Canine interleukin-5: molecular characterization of the gene and expression of biologically active recombinant protein

Interleukin-5 (IL-5), which is produced primarily by type 2 T helper lymphocytes (Th2), is an eosinophil differentiation and activation factor. Increased numbers of eosinophils in peripherial blood or tissues (eosinophilia) are observed in asthmatic human patients, in Animals with helminth infections, and in dogs with allergic diseases. Antagonism of IL-5 activity is being explored as a potential treatment of a number of disease conditions associated with eosinophils in animal models.
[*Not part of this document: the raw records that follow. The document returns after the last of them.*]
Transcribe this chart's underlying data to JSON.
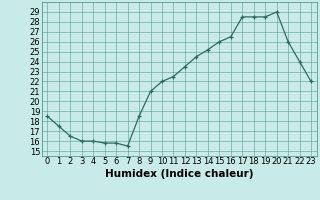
{
  "x": [
    0,
    1,
    2,
    3,
    4,
    5,
    6,
    7,
    8,
    9,
    10,
    11,
    12,
    13,
    14,
    15,
    16,
    17,
    18,
    19,
    20,
    21,
    22,
    23
  ],
  "y": [
    18.5,
    17.5,
    16.5,
    16.0,
    16.0,
    15.8,
    15.8,
    15.5,
    18.5,
    21.0,
    22.0,
    22.5,
    23.5,
    24.5,
    25.2,
    26.0,
    26.5,
    28.5,
    28.5,
    28.5,
    29.0,
    26.0,
    24.0,
    22.0
  ],
  "xlabel": "Humidex (Indice chaleur)",
  "xlim": [
    -0.5,
    23.5
  ],
  "ylim": [
    14.5,
    30
  ],
  "yticks": [
    15,
    16,
    17,
    18,
    19,
    20,
    21,
    22,
    23,
    24,
    25,
    26,
    27,
    28,
    29
  ],
  "xticks": [
    0,
    1,
    2,
    3,
    4,
    5,
    6,
    7,
    8,
    9,
    10,
    11,
    12,
    13,
    14,
    15,
    16,
    17,
    18,
    19,
    20,
    21,
    22,
    23
  ],
  "xtick_labels": [
    "0",
    "1",
    "2",
    "3",
    "4",
    "5",
    "6",
    "7",
    "8",
    "9",
    "10",
    "11",
    "12",
    "13",
    "14",
    "15",
    "16",
    "17",
    "18",
    "19",
    "20",
    "21",
    "22",
    "23"
  ],
  "line_color": "#2d6b5e",
  "marker": "+",
  "bg_color": "#c8eae8",
  "grid_color": "#3d8b7a",
  "label_fontsize": 7.5,
  "tick_fontsize": 6.0
}
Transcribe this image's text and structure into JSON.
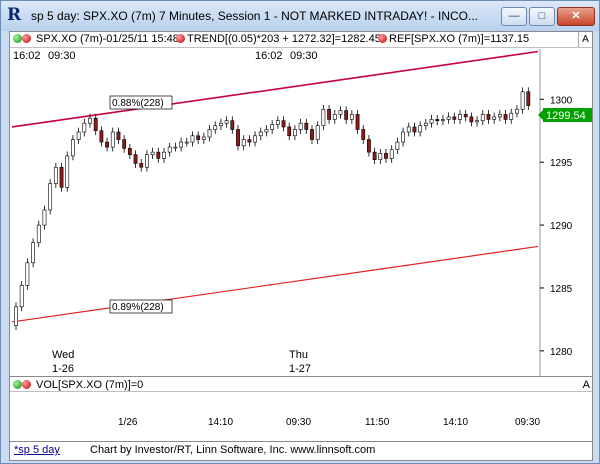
{
  "window": {
    "title": "sp 5 day: SPX.XO (7m) 7 Minutes, Session 1 - NOT MARKED INTRADAY! - INCO...",
    "app_icon_glyph": "R",
    "minimize_glyph": "—",
    "maximize_glyph": "□",
    "close_glyph": "✕"
  },
  "legend": {
    "series": "SPX.XO (7m)-01/25/11 15:48",
    "trend": "TREND[(0.05)*203 + 1272.32]=1282.45",
    "ref": "REF[SPX.XO (7m)]=1137.15",
    "a_button": "A"
  },
  "time_row": {
    "left_time": "16:02",
    "left_open": "09:30",
    "mid_time": "16:02",
    "mid_open": "09:30"
  },
  "annotations": {
    "upper_channel_label": "0.88%(228)",
    "lower_channel_label": "0.89%(228)",
    "day1_name": "Wed",
    "day1_date": "1-26",
    "day2_name": "Thu",
    "day2_date": "1-27",
    "last_price": "1299.54"
  },
  "volume": {
    "label": "VOL[SPX.XO (7m)]=0",
    "a_button": "A"
  },
  "xaxis": {
    "ticks": [
      "1/26",
      "14:10",
      "09:30",
      "11:50",
      "14:10",
      "09:30"
    ]
  },
  "status": {
    "tab": "*sp 5 day",
    "text": "Chart by Investor/RT, Linn Software, Inc. www.linnsoft.com"
  },
  "colors": {
    "upper_trend": "#c8003c",
    "lower_trend": "#e02020",
    "bull_candle": "#ffffff",
    "bear_candle": "#8b1a1a",
    "last_price_box": "#00a000"
  },
  "chart_data": {
    "type": "candlestick",
    "ylim": [
      1278,
      1304
    ],
    "yticks": [
      1280,
      1285,
      1290,
      1295,
      1300
    ],
    "upper_trend": [
      1297.8,
      1303.8
    ],
    "lower_trend": [
      1282.3,
      1288.3
    ],
    "closes": [
      1283.5,
      1285.2,
      1287.0,
      1288.6,
      1290.0,
      1291.2,
      1293.3,
      1294.6,
      1293.0,
      1295.5,
      1296.8,
      1297.4,
      1298.1,
      1298.5,
      1297.5,
      1296.6,
      1296.2,
      1297.4,
      1296.8,
      1296.1,
      1295.6,
      1294.9,
      1294.6,
      1295.6,
      1295.8,
      1295.3,
      1295.8,
      1296.2,
      1296.2,
      1296.6,
      1296.6,
      1297.1,
      1296.8,
      1297.0,
      1297.6,
      1297.9,
      1298.1,
      1298.3,
      1297.6,
      1296.3,
      1296.8,
      1296.6,
      1297.1,
      1297.4,
      1297.6,
      1298.0,
      1298.3,
      1297.8,
      1297.1,
      1297.6,
      1298.1,
      1297.6,
      1296.8,
      1297.9,
      1299.2,
      1298.4,
      1298.8,
      1299.1,
      1298.4,
      1298.8,
      1297.6,
      1296.8,
      1295.8,
      1295.2,
      1295.7,
      1295.3,
      1296.0,
      1296.6,
      1297.4,
      1297.8,
      1297.4,
      1297.9,
      1298.1,
      1298.4,
      1298.3,
      1298.4,
      1298.6,
      1298.4,
      1298.8,
      1298.6,
      1298.2,
      1298.3,
      1298.8,
      1298.4,
      1298.6,
      1298.8,
      1298.4,
      1298.9,
      1299.2,
      1300.6,
      1299.5
    ]
  }
}
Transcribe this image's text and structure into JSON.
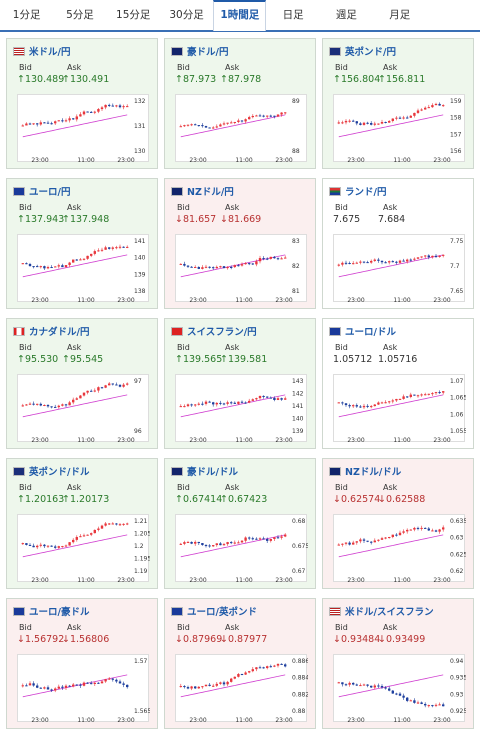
{
  "tabs": [
    {
      "label": "1分足",
      "active": false
    },
    {
      "label": "5分足",
      "active": false
    },
    {
      "label": "15分足",
      "active": false
    },
    {
      "label": "30分足",
      "active": false
    },
    {
      "label": "1時間足",
      "active": true
    },
    {
      "label": "日足",
      "active": false
    },
    {
      "label": "週足",
      "active": false
    },
    {
      "label": "月足",
      "active": false
    }
  ],
  "labels": {
    "bid": "Bid",
    "ask": "Ask"
  },
  "cards": [
    {
      "pair": "米ドル/円",
      "flag": "us-flag",
      "bid": "↑130.489",
      "ask": "↑130.491",
      "trend": "up",
      "chart_data": {
        "type": "candlestick",
        "x_ticks": [
          "23:00",
          "11:00",
          "23:00"
        ],
        "y_ticks": [
          "132",
          "131",
          "130"
        ]
      }
    },
    {
      "pair": "豪ドル/円",
      "flag": "au-flag",
      "bid": "↑87.973",
      "ask": "↑87.978",
      "trend": "up",
      "chart_data": {
        "type": "candlestick",
        "x_ticks": [
          "23:00",
          "11:00",
          "23:00"
        ],
        "y_ticks": [
          "89",
          "88"
        ]
      }
    },
    {
      "pair": "英ポンド/円",
      "flag": "gb-flag",
      "bid": "↑156.804",
      "ask": "↑156.811",
      "trend": "up",
      "chart_data": {
        "type": "candlestick",
        "x_ticks": [
          "23:00",
          "11:00",
          "23:00"
        ],
        "y_ticks": [
          "159",
          "158",
          "157",
          "156"
        ]
      }
    },
    {
      "pair": "ユーロ/円",
      "flag": "eu-flag",
      "bid": "↑137.943",
      "ask": "↑137.948",
      "trend": "up",
      "chart_data": {
        "type": "candlestick",
        "x_ticks": [
          "23:00",
          "11:00",
          "23:00"
        ],
        "y_ticks": [
          "141",
          "140",
          "139",
          "138"
        ]
      }
    },
    {
      "pair": "NZドル/円",
      "flag": "nz-flag",
      "bid": "↓81.657",
      "ask": "↓81.669",
      "trend": "down",
      "chart_data": {
        "type": "candlestick",
        "x_ticks": [
          "23:00",
          "11:00",
          "23:00"
        ],
        "y_ticks": [
          "83",
          "82",
          "81"
        ]
      }
    },
    {
      "pair": "ランド/円",
      "flag": "za-flag",
      "bid": "7.675",
      "ask": "7.684",
      "trend": "flat",
      "chart_data": {
        "type": "candlestick",
        "x_ticks": [
          "23:00",
          "11:00",
          "23:00"
        ],
        "y_ticks": [
          "7.75",
          "7.7",
          "7.65"
        ]
      }
    },
    {
      "pair": "カナダドル/円",
      "flag": "ca-flag",
      "bid": "↑95.530",
      "ask": "↑95.545",
      "trend": "up",
      "chart_data": {
        "type": "candlestick",
        "x_ticks": [
          "23:00",
          "11:00",
          "23:00"
        ],
        "y_ticks": [
          "97",
          "96"
        ]
      }
    },
    {
      "pair": "スイスフラン/円",
      "flag": "ch-flag",
      "bid": "↑139.565",
      "ask": "↑139.581",
      "trend": "up",
      "chart_data": {
        "type": "candlestick",
        "x_ticks": [
          "23:00",
          "11:00",
          "23:00"
        ],
        "y_ticks": [
          "143",
          "142",
          "141",
          "140",
          "139"
        ]
      }
    },
    {
      "pair": "ユーロ/ドル",
      "flag": "eu-flag",
      "bid": "1.05712",
      "ask": "1.05716",
      "trend": "flat",
      "chart_data": {
        "type": "candlestick",
        "x_ticks": [
          "23:00",
          "11:00",
          "23:00"
        ],
        "y_ticks": [
          "1.07",
          "1.065",
          "1.06",
          "1.055"
        ]
      }
    },
    {
      "pair": "英ポンド/ドル",
      "flag": "gb-flag",
      "bid": "↑1.20163",
      "ask": "↑1.20173",
      "trend": "up",
      "chart_data": {
        "type": "candlestick",
        "x_ticks": [
          "23:00",
          "11:00",
          "23:00"
        ],
        "y_ticks": [
          "1.21",
          "1.205",
          "1.2",
          "1.195",
          "1.19"
        ]
      }
    },
    {
      "pair": "豪ドル/ドル",
      "flag": "au-flag",
      "bid": "↑0.67414",
      "ask": "↑0.67423",
      "trend": "up",
      "chart_data": {
        "type": "candlestick",
        "x_ticks": [
          "23:00",
          "11:00",
          "23:00"
        ],
        "y_ticks": [
          "0.68",
          "0.675",
          "0.67"
        ]
      }
    },
    {
      "pair": "NZドル/ドル",
      "flag": "nz-flag",
      "bid": "↓0.62574",
      "ask": "↓0.62588",
      "trend": "down",
      "chart_data": {
        "type": "candlestick",
        "x_ticks": [
          "23:00",
          "11:00",
          "23:00"
        ],
        "y_ticks": [
          "0.635",
          "0.63",
          "0.625",
          "0.62"
        ]
      }
    },
    {
      "pair": "ユーロ/豪ドル",
      "flag": "eu-flag",
      "bid": "↓1.56792",
      "ask": "↓1.56806",
      "trend": "down",
      "chart_data": {
        "type": "candlestick",
        "x_ticks": [
          "23:00",
          "11:00",
          "23:00"
        ],
        "y_ticks": [
          "1.57",
          "1.565"
        ]
      }
    },
    {
      "pair": "ユーロ/英ポンド",
      "flag": "eu-flag",
      "bid": "↓0.87969",
      "ask": "↓0.87977",
      "trend": "down",
      "chart_data": {
        "type": "candlestick",
        "x_ticks": [
          "23:00",
          "11:00",
          "23:00"
        ],
        "y_ticks": [
          "0.886",
          "0.884",
          "0.882",
          "0.88"
        ]
      }
    },
    {
      "pair": "米ドル/スイスフラン",
      "flag": "us-flag",
      "bid": "↓0.93484",
      "ask": "↓0.93499",
      "trend": "down",
      "chart_data": {
        "type": "candlestick",
        "x_ticks": [
          "23:00",
          "11:00",
          "23:00"
        ],
        "y_ticks": [
          "0.94",
          "0.935",
          "0.93",
          "0.925"
        ]
      }
    }
  ],
  "colors": {
    "up_bg": "#eef7ec",
    "down_bg": "#fbefef",
    "candle_up": "#e8363c",
    "candle_down": "#1e3f9e",
    "ma_line": "#d040d0",
    "trend_line": "#2aa8a8"
  }
}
In order to study the expression and function of this cytokine in the dog, we have isolated and characterized the canine IL-5 gene. The canine IL-5 polypeptide deduced from the cDNA is composed of 134 Amino acids that share varying degrees of homology with IL-5 isolated from several mammals. The genomic structure of the canine IL-5 gene consists of four exons and three introns in the coding region, similar to that of the previously characterized human and mouse IL-5 genes. Recombinant canine IL-5 protein, expressed in Pichia pastoris, is biologically active in a cell proliferation assay. Canine IL-5 gene sequences and the biologically active protein described in this study will be useful reagents for future studies of this cytokine in physiologic processes and in pathologic conditions of the dog.